US 11,854,536 B2
Keyword spotting apparatus, method, and computer-readable recording medium thereof
Sang Il Ahn, Chungcheongbuk-do (KR); Seung Woo Choi, Seoul (KR); Seok Jun Seo, Seoul (KR); and Beom Jun Shin, Seoul (KR)
Assigned to Hyperconnect Inc., Seoul (KR)
Filed by Hyperconnect Inc., Seoul (KR)
Filed on Sep. 4, 2020, as Appl. No. 17/013,391.
Claims priority of application No. 10-2019-0111046 (KR), filed on Sep. 6, 2019; and application No. 10-2019-0130044 (KR), filed on Oct. 18, 2019.
Prior Publication US 2021/0074270 A1, Mar. 11, 2021
Prior Publication US 2023/0162724 A9, May 25, 2023
Int. Cl. G10L 15/16 (2006.01); G10L 25/24 (2013.01); G10L 15/08 (2006.01)

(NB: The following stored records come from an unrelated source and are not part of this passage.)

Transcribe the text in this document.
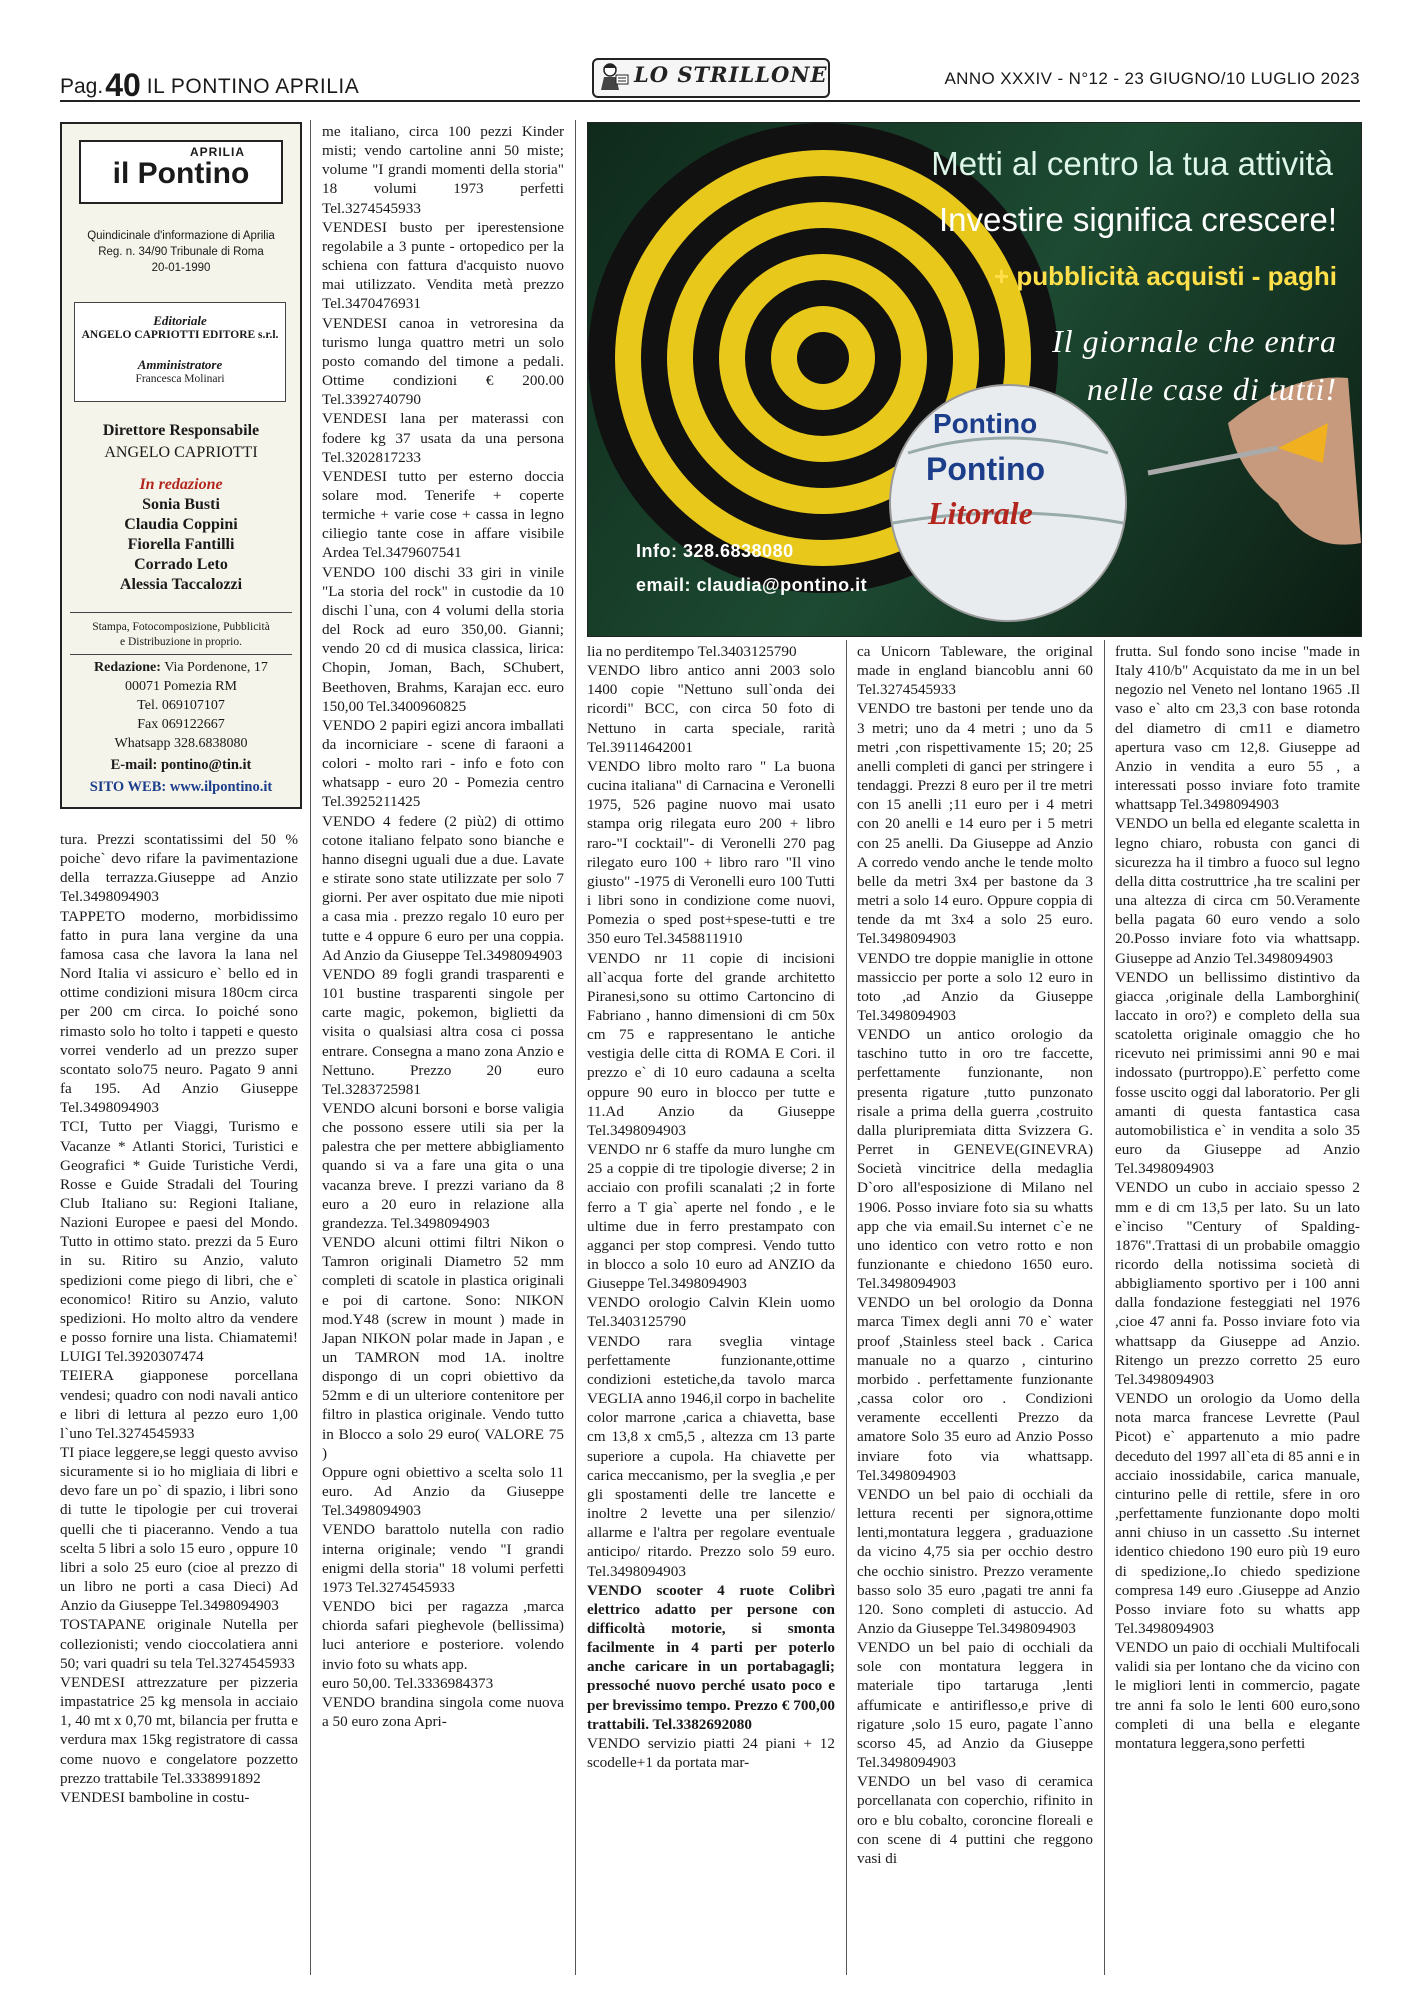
Pag.40 IL PONTINO APRILIA	LO STRILLONE	ANNO XXXIV - N°12 - 23 GIUGNO/10 LUGLIO 2023
APRILIA
il Pontino
Quindicinale d'informazione di Aprilia
Reg. n. 34/90 Tribunale di Roma
20-01-1990
Editoriale
ANGELO CAPRIOTTI EDITORE s.r.l.
Amministratore
Francesca Molinari
Direttore Responsabile
ANGELO CAPRIOTTI
In redazione
Sonia Busti
Claudia Coppini
Fiorella Fantilli
Corrado Leto
Alessia Taccalozzi
Stampa, Fotocomposizione, Pubblicità
e Distribuzione in proprio.
Redazione: Via Pordenone, 17
00071 Pomezia RM
Tel. 069107107
Fax 069122667
Whatsapp 328.6838080
E-mail: pontino@tin.it
SITO WEB: www.ilpontino.it

tura. Prezzi scontatissimi del 50 % poiche` devo rifare la pavimentazione della terrazza.Giuseppe ad Anzio Tel.3498094903

TAPPETO moderno, morbidissimo fatto in pura lana vergine da una famosa casa che lavora la lana nel Nord Italia vi assicuro e` bello ed in ottime condizioni misura 180cm circa per 200 cm circa. Io poiché sono rimasto solo ho tolto i tappeti e questo vorrei venderlo ad un prezzo super scontato solo75 neuro. Pagato 9 anni fa 195. Ad Anzio Giuseppe Tel.3498094903

TCI, Tutto per Viaggi, Turismo e Vacanze * Atlanti Storici, Turistici e Geografici * Guide Turistiche Verdi, Rosse e Guide Stradali del Touring Club Italiano su: Regioni Italiane, Nazioni Europee e paesi del Mondo. Tutto in ottimo stato. prezzi da 5 Euro in su. Ritiro su Anzio, valuto spedizioni come piego di libri, che e` economico! Ritiro su Anzio, valuto spedizioni. Ho molto altro da vendere e posso fornire una lista. Chiamatemi! LUIGI Tel.3920307474

TEIERA giapponese porcellana vendesi; quadro con nodi navali antico e libri di lettura al pezzo euro 1,00 l`uno Tel.3274545933

TI piace leggere,se leggi questo avviso sicuramente si io ho migliaia di libri e devo fare un po` di spazio, i libri sono di tutte le tipologie per cui troverai quelli che ti piaceranno. Vendo a tua scelta 5 libri a solo 15 euro , oppure 10 libri a solo 25 euro (cioe al prezzo di un libro ne porti a casa Dieci) Ad Anzio da Giuseppe Tel.3498094903

TOSTAPANE originale Nutella per collezionisti; vendo cioccolatiera anni 50; vari quadri su tela Tel.3274545933

VENDESI attrezzature per pizzeria impastatrice 25 kg mensola in acciaio 1, 40 mt x 0,70 mt, bilancia per frutta e verdura max 15kg registratore di cassa come nuovo e congelatore pozzetto prezzo trattabile Tel.3338991892

VENDESI bamboline in costu-

me italiano, circa 100 pezzi Kinder misti; vendo cartoline anni 50 miste; volume "I grandi momenti della storia" 18 volumi 1973 perfetti Tel.3274545933

VENDESI busto per iperestensione regolabile a 3 punte - ortopedico per la schiena con fattura d'acquisto nuovo mai utilizzato. Vendita metà prezzo Tel.3470476931

VENDESI canoa in vetroresina da turismo lunga quattro metri un solo posto comando del timone a pedali. Ottime condizioni € 200.00 Tel.3392740790

VENDESI lana per materassi con fodere kg 37 usata da una persona Tel.3202817233

VENDESI tutto per esterno doccia solare mod. Tenerife + coperte termiche + varie cose + cassa in legno ciliegio tante cose in affare visibile Ardea Tel.3479607541

VENDO 100 dischi 33 giri in vinile "La storia del rock" in custodie da 10 dischi l`una, con 4 volumi della storia del Rock ad euro 350,00. Gianni; vendo 20 cd di musica classica, lirica: Chopin, Joman, Bach, SChubert, Beethoven, Brahms, Karajan ecc. euro 150,00 Tel.3400960825

VENDO 2 papiri egizi ancora imballati da incorniciare - scene di faraoni a colori - molto rari - info e foto con whatsapp - euro 20 - Pomezia centro Tel.3925211425

VENDO 4 federe (2 più2) di ottimo cotone italiano felpato sono bianche e hanno disegni uguali due a due. Lavate e stirate sono state utilizzate per solo 7 giorni. Per aver ospitato due mie nipoti a casa mia . prezzo regalo 10 euro per tutte e 4 oppure 6 euro per una coppia. Ad Anzio da Giuseppe Tel.3498094903

VENDO 89 fogli grandi trasparenti e 101 bustine trasparenti singole per carte magic, pokemon, biglietti da visita o qualsiasi altra cosa ci possa entrare. Consegna a mano zona Anzio e Nettuno. Prezzo 20 euro Tel.3283725981

VENDO alcuni borsoni e borse valigia che possono essere utili sia per la palestra che per mettere abbigliamento quando si va a fare una gita o una vacanza breve. I prezzi variano da 8 euro a 20 euro in relazione alla grandezza. Tel.3498094903

VENDO alcuni ottimi filtri Nikon o Tamron originali Diametro 52 mm completi di scatole in plastica originali e poi di cartone. Sono: NIKON mod.Y48 (screw in mount ) made in Japan NIKON polar made in Japan , e un TAMRON mod 1A. inoltre dispongo di un copri obiettivo da 52mm e di un ulteriore contenitore per filtro in plastica originale. Vendo tutto in Blocco a solo 29 euro( VALORE 75 )

Oppure ogni obiettivo a scelta solo 11 euro. Ad Anzio da Giuseppe Tel.3498094903

VENDO barattolo nutella con radio interna originale; vendo "I grandi enigmi della storia" 18 volumi perfetti 1973 Tel.3274545933

VENDO bici per ragazza ,marca chiorda safari pieghevole (bellissima) luci anteriore e posteriore. volendo invio foto su whats app.

euro 50,00. Tel.3336984373

VENDO brandina singola come nuova a 50 euro zona Apri-

Metti al centro la tua attività
Investire significa crescere!
+ pubblicità acquisti - paghi
Il giornale che entra
nelle case di tutti!
Pontino
Pontino
Litorale
Info: 328.6838080
email: claudia@pontino.it

lia no perditempo Tel.3403125790

VENDO libro antico anni 2003 solo 1400 copie "Nettuno sull`onda dei ricordi" BCC, con circa 50 foto di Nettuno in carta speciale, rarità Tel.39114642001

VENDO libro molto raro " La buona cucina italiana" di Carnacina e Veronelli 1975, 526 pagine nuovo mai usato stampa orig rilegata euro 200 + libro raro-"I cocktail"- di Veronelli 270 pag rilegato euro 100 + libro raro "Il vino giusto" -1975 di Veronelli euro 100 Tutti i libri sono in condizione come nuovi, Pomezia o sped post+spese-tutti e tre 350 euro Tel.3458811910

VENDO nr 11 copie di incisioni all`acqua forte del grande architetto Piranesi,sono su ottimo Cartoncino di Fabriano , hanno dimensioni di cm 50x cm 75 e rappresentano le antiche vestigia delle citta di ROMA E Cori. il prezzo e` di 10 euro cadauna a scelta oppure 90 euro in blocco per tutte e 11.Ad Anzio da Giuseppe Tel.3498094903

VENDO nr 6 staffe da muro lunghe cm 25 a coppie di tre tipologie diverse; 2 in acciaio con profili scanalati ;2 in forte ferro a T gia` aperte nel fondo , e le ultime due in ferro prestampato con agganci per stop compresi. Vendo tutto in blocco a solo 10 euro ad ANZIO da Giuseppe Tel.3498094903

VENDO orologio Calvin Klein uomo Tel.3403125790

VENDO rara sveglia vintage perfettamente funzionante,ottime condizioni estetiche,da tavolo marca VEGLIA anno 1946,il corpo in bachelite color marrone ,carica a chiavetta, base cm 13,8 x cm5,5 , altezza cm 13 parte superiore a cupola. Ha chiavette per carica meccanismo, per la sveglia ,e per gli spostamenti delle tre lancette e inoltre 2 levette una per silenzio/ allarme e l'altra per regolare eventuale anticipo/ ritardo. Prezzo solo 59 euro. Tel.3498094903

VENDO scooter 4 ruote Colibrì elettrico adatto per persone con difficoltà motorie, si smonta facilmente in 4 parti per poterlo anche caricare in un portabagagli; pressoché nuovo perché usato poco e per brevissimo tempo. Prezzo € 700,00 trattabili. Tel.3382692080

VENDO servizio piatti 24 piani + 12 scodelle+1 da portata mar-

ca Unicorn Tableware, the original made in england biancoblu anni 60 Tel.3274545933

VENDO tre bastoni per tende uno da 3 metri; uno da 4 metri ; uno da 5 metri ,con rispettivamente 15; 20; 25 anelli completi di ganci per stringere i tendaggi. Prezzi 8 euro per il tre metri con 15 anelli ;11 euro per i 4 metri con 20 anelli e 14 euro per i 5 metri con 25 anelli. Da Giuseppe ad Anzio A corredo vendo anche le tende molto belle da metri 3x4 per bastone da 3 metri a solo 14 euro. Oppure coppia di tende da mt 3x4 a solo 25 euro. Tel.3498094903

VENDO tre doppie maniglie in ottone massiccio per porte a solo 12 euro in toto ,ad Anzio da Giuseppe Tel.3498094903

VENDO un antico orologio da taschino tutto in oro tre faccette, perfettamente funzionante, non presenta rigature ,tutto punzonato risale a prima della guerra ,costruito dalla pluripremiata ditta Svizzera G. Perret in GENEVE(GINEVRA) Società vincitrice della medaglia D`oro all'esposizione di Milano nel 1906. Posso inviare foto sia su whatts app che via email.Su internet c`e ne uno identico con vetro rotto e non funzionante e chiedono 1650 euro. Tel.3498094903

VENDO un bel orologio da Donna marca Timex degli anni 70 e` water proof ,Stainless steel back . Carica manuale no a quarzo , cinturino morbido . perfettamente funzionante ,cassa color oro . Condizioni veramente eccellenti Prezzo da amatore Solo 35 euro ad Anzio Posso inviare foto via whattsapp. Tel.3498094903

VENDO un bel paio di occhiali da lettura recenti per signora,ottime lenti,montatura leggera , graduazione da vicino 4,75 sia per occhio destro che occhio sinistro. Prezzo veramente basso solo 35 euro ,pagati tre anni fa 120. Sono completi di astuccio. Ad Anzio da Giuseppe Tel.3498094903

VENDO un bel paio di occhiali da sole con montatura leggera in materiale tipo tartaruga ,lenti affumicate e antiriflesso,e prive di rigature ,solo 15 euro, pagate l`anno scorso 45, ad Anzio da Giuseppe Tel.3498094903

VENDO un bel vaso di ceramica porcellanata con coperchio, rifinito in oro e blu cobalto, coroncine floreali e con scene di 4 puttini che reggono vasi di

frutta. Sul fondo sono incise "made in Italy 410/b" Acquistato da me in un bel negozio nel Veneto nel lontano 1965 .Il vaso e` alto cm 23,3 con base rotonda del diametro di cm11 e diametro apertura vaso cm 12,8. Giuseppe ad Anzio in vendita a euro 55 , a interessati posso inviare foto tramite whattsapp Tel.3498094903

VENDO un bella ed elegante scaletta in legno chiaro, robusta con ganci di sicurezza ha il timbro a fuoco sul legno della ditta costruttrice ,ha tre scalini per una altezza di circa cm 50.Veramente bella pagata 60 euro vendo a solo 20.Posso inviare foto via whattsapp. Giuseppe ad Anzio Tel.3498094903

VENDO un bellissimo distintivo da giacca ,originale della Lamborghini( laccato in oro?) e completo della sua scatoletta originale omaggio che ho ricevuto nei primissimi anni 90 e mai indossato (purtroppo).E` perfetto come fosse uscito oggi dal laboratorio. Per gli amanti di questa fantastica casa automobilistica e` in vendita a solo 35 euro da Giuseppe ad Anzio Tel.3498094903

VENDO un cubo in acciaio spesso 2 mm e di cm 13,5 per lato. Su un lato e`inciso "Century of Spalding-1876".Trattasi di un probabile omaggio ricordo della notissima società di abbigliamento sportivo per i 100 anni dalla fondazione festeggiati nel 1976 ,cioe 47 anni fa. Posso inviare foto via whattsapp da Giuseppe ad Anzio. Ritengo un prezzo corretto 25 euro Tel.3498094903

VENDO un orologio da Uomo della nota marca francese Levrette (Paul Picot) e` appartenuto a mio padre deceduto del 1997 all`eta di 85 anni e in acciaio inossidabile, carica manuale, cinturino pelle di rettile, sfere in oro ,perfettamente funzionante dopo molti anni chiuso in un cassetto .Su internet identico chiedono 190 euro più 19 euro di spedizione,.Io chiedo spedizione compresa 149 euro .Giuseppe ad Anzio Posso inviare foto su whatts app Tel.3498094903

VENDO un paio di occhiali Multifocali validi sia per lontano che da vicino con le migliori lenti in commercio, pagate tre anni fa solo le lenti 600 euro,sono completi di una bella e elegante montatura leggera,sono perfetti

CPC G10L 15/16 (2013.01) [G10L 25/24 (2013.01); G10L 2015/088 (2013.01)] 17 Claims
OG exemplary drawing
 
1. A method of operation of an apparatus for keyword spotting, the method comprising:
obtaining, from an input voice, an input feature map;
wherein lengths in a channel direction of the input feature map are independently determined for a plurality of sections;
wherein the plurality of sections is obtained by dividing the input voice by a predetermined period; and
wherein each length is defined based on frequency data extracted from a corresponding section of the input voice and corresponds to frequency value for the corresponding section;
performing a convolution operation between the input feature map and at least one filter;
wherein performing the convolution operation comprises performing a first convolution operation between the input feature map and each of n different filters;
wherein the n different filters cover a frequency range of the input feature map and each have a channel length that is the same as the channel length for the input feature map; and
wherein the channel length is above zero;
storing a result of the convolution operation as an output feature map; and
extracting a keyword from the input voice based on the output feature map,
wherein each filter of the n different filters used in the first convolution operation is configured to distinguish characteristics of different voices corresponding to letter sounds.